Agnost AI – Analytics for Conversational Text/Voice Agents
Agent analytics in minutes, but metrics dashboards for LLM apps are crowded (Helicone, Langtrace, LangSmith).

Finally sees the bot traffic GA4 filters out, with citation attribution.
Website owners, SEO specialists, SaaS founders
Google Analytics · Cloudflare Bot Fight Mode · Fingerprint
It's mainly due to most analytic tools (like GA4, Mixpanel, Amplitude) reply on a JS snippet that fires in a browser. But AI agents don't load JS. They hit your server, read the HTML, and leave. The only place they show up is in raw server logs.

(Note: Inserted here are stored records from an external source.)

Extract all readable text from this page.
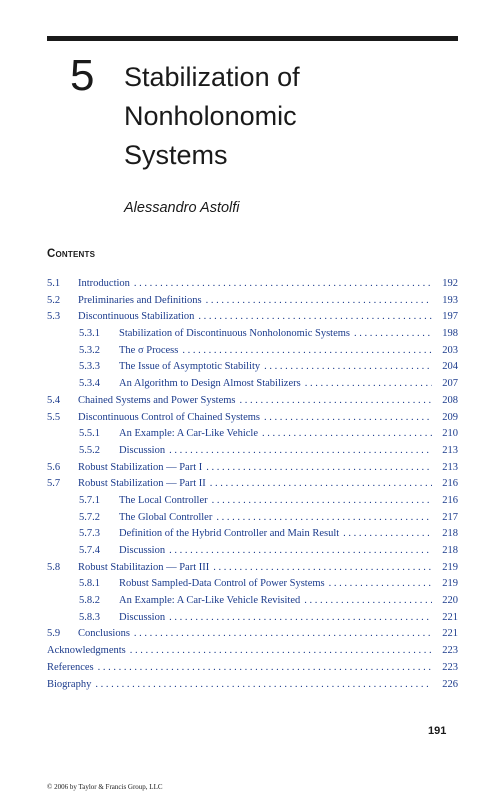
5 Stabilization of
Nonholonomic
Systems
Alessandro Astolfi
Contents
5.1	Introduction . . .	192
5.2	Preliminaries and Definitions . . .	193
5.3	Discontinuous Stabilization . . .	197
5.3.1	Stabilization of Discontinuous Nonholonomic Systems . . .	198
5.3.2	The σ Process . . .	203
5.3.3	The Issue of Asymptotic Stability . . .	204
5.3.4	An Algorithm to Design Almost Stabilizers . . .	207
5.4	Chained Systems and Power Systems . . .	208
5.5	Discontinuous Control of Chained Systems . . .	209
5.5.1	An Example: A Car-Like Vehicle . . .	210
5.5.2	Discussion . . .	213
5.6	Robust Stabilization — Part I . . .	213
5.7	Robust Stabilization — Part II . . .	216
5.7.1	The Local Controller . . .	216
5.7.2	The Global Controller . . .	217
5.7.3	Definition of the Hybrid Controller and Main Result . . .	218
5.7.4	Discussion . . .	218
5.8	Robust Stabilitazion — Part III . . .	219
5.8.1	Robust Sampled-Data Control of Power Systems . . .	219
5.8.2	An Example: A Car-Like Vehicle Revisited . . .	220
5.8.3	Discussion . . .	221
5.9	Conclusions . . .	221
Acknowledgments . . .	223
References . . .	223
Biography . . .	226
191
© 2006 by Taylor & Francis Group, LLC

So we built Arrivl. It works off server logs to show you which agents visited, what pages they read and whether they bring you real human visit. It also runs an audit of how AI friendly your site is and tells you how to improve in an afternoon.
It's completely free with no credit card required. https://arrivl.ai Install is a snippet or a log forwarder, takes a few minutes.

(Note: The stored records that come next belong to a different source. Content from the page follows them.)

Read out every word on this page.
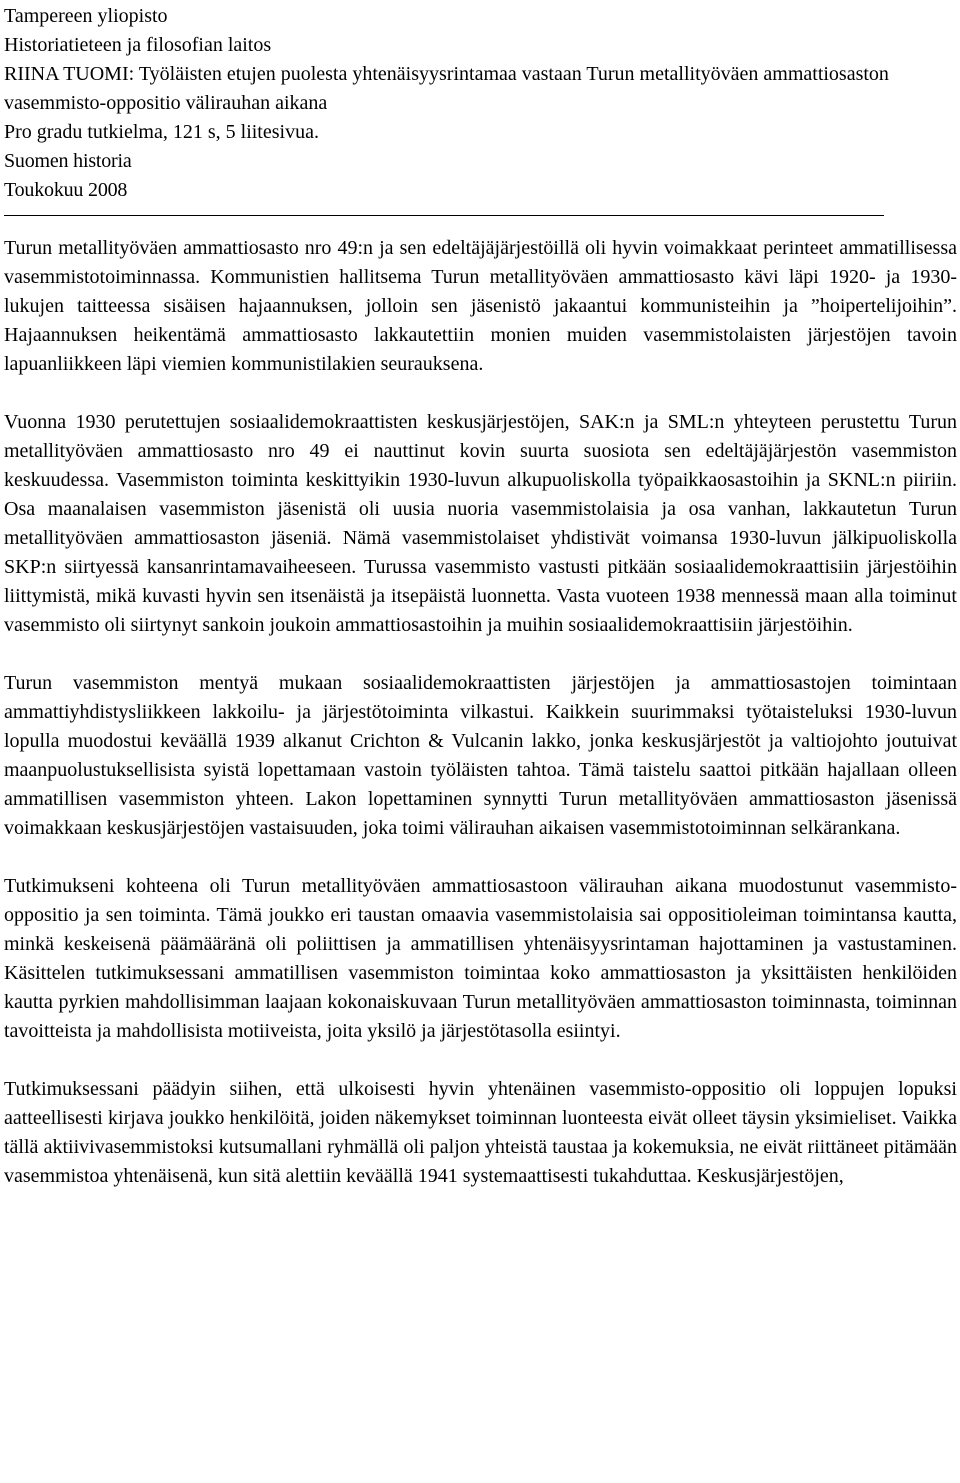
Tampereen yliopisto
Historiatieteen ja filosofian laitos
RIINA TUOMI: Työläisten etujen puolesta yhtenäisyysrintamaa vastaan Turun metallityöväen ammattiosaston vasemmisto-oppositio välirauhan aikana
Pro gradu tutkielma, 121 s, 5 liitesivua.
Suomen historia
Toukokuu 2008

Turun metallityöväen ammattiosasto nro 49:n ja sen edeltäjäjärjestöillä oli hyvin voimakkaat perinteet ammatillisessa vasemmistotoiminnassa. Kommunistien hallitsema Turun metallityöväen ammattiosasto kävi läpi 1920- ja 1930-lukujen taitteessa sisäisen hajaannuksen, jolloin sen jäsenistö jakaantui kommunisteihin ja ”hoipertelijoihin”. Hajaannuksen heikentämä ammattiosasto lakkautettiin monien muiden vasemmistolaisten järjestöjen tavoin lapuanliikkeen läpi viemien kommunistilakien seurauksena.

Vuonna 1930 perutettujen sosiaalidemokraattisten keskusjärjestöjen, SAK:n ja SML:n yhteyteen perustettu Turun metallityöväen ammattiosasto nro 49 ei nauttinut kovin suurta suosiota sen edeltäjäjärjestön vasemmiston keskuudessa. Vasemmiston toiminta keskittyikin 1930-luvun alkupuoliskolla työpaikkaosastoihin ja SKNL:n piiriin. Osa maanalaisen vasemmiston jäsenistä oli uusia nuoria vasemmistolaisia ja osa vanhan, lakkautetun Turun metallityöväen ammattiosaston jäseniä. Nämä vasemmistolaiset yhdistivät voimansa 1930-luvun jälkipuoliskolla SKP:n siirtyessä kansanrintamavaiheeseen. Turussa vasemmisto vastusti pitkään sosiaalidemokraattisiin järjestöihin liittymistä, mikä kuvasti hyvin sen itsenäistä ja itsepäistä luonnetta. Vasta vuoteen 1938 mennessä maan alla toiminut vasemmisto oli siirtynyt sankoin joukoin ammattiosastoihin ja muihin sosiaalidemokraattisiin järjestöihin.

Turun vasemmiston mentyä mukaan sosiaalidemokraattisten järjestöjen ja ammattiosastojen toimintaan ammattiyhdistysliikkeen lakkoilu- ja järjestötoiminta vilkastui. Kaikkein suurimmaksi työtaisteluksi 1930-luvun lopulla muodostui keväällä 1939 alkanut Crichton & Vulcanin lakko, jonka keskusjärjestöt ja valtiojohto joutuivat maanpuolustuksellisista syistä lopettamaan vastoin työläisten tahtoa. Tämä taistelu saattoi pitkään hajallaan olleen ammatillisen vasemmiston yhteen. Lakon lopettaminen synnytti Turun metallityöväen ammattiosaston jäsenissä voimakkaan keskusjärjestöjen vastaisuuden, joka toimi välirauhan aikaisen vasemmistotoiminnan selkärankana.

Tutkimukseni kohteena oli Turun metallityöväen ammattiosastoon välirauhan aikana muodostunut vasemmisto-oppositio ja sen toiminta. Tämä joukko eri taustan omaavia vasemmistolaisia sai oppositioleiman toimintansa kautta, minkä keskeisenä päämääränä oli poliittisen ja ammatillisen yhtenäisyysrintaman hajottaminen ja vastustaminen. Käsittelen tutkimuksessani ammatillisen vasemmiston toimintaa koko ammattiosaston ja yksittäisten henkilöiden kautta pyrkien mahdollisimman laajaan kokonaiskuvaan Turun metallityöväen ammattiosaston toiminnasta, toiminnan tavoitteista ja mahdollisista motiiveista, joita yksilö ja järjestötasolla esiintyi.

Tutkimuksessani päädyin siihen, että ulkoisesti hyvin yhtenäinen vasemmisto-oppositio oli loppujen lopuksi aatteellisesti kirjava joukko henkilöitä, joiden näkemykset toiminnan luonteesta eivät olleet täysin yksimieliset. Vaikka tällä aktiivivasemmistoksi kutsumallani ryhmällä oli paljon yhteistä taustaa ja kokemuksia, ne eivät riittäneet pitämään vasemmistoa yhtenäisenä, kun sitä alettiin keväällä 1941 systemaattisesti tukahduttaa. Keskusjärjestöjen,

Would love some feedbacks from the community here.
Agent analytics in minutes, but metrics dashboards for LLM apps are crowded (Helicone, Langtrace, LangSmith).
Hash-chained action logs prove what AI agents actually did, not what they claimed.
Local proxy enforcing markdown rules on LLM output before it hits production.
Live feed of crawler user agents hitting HN right now.
Cedar-inspired DSL + W3C DID + hash-chained logs verify agent compliance deterministically.
Config-as-code YAML for AEO monitoring beats manual spreadsheet tracking for agencies.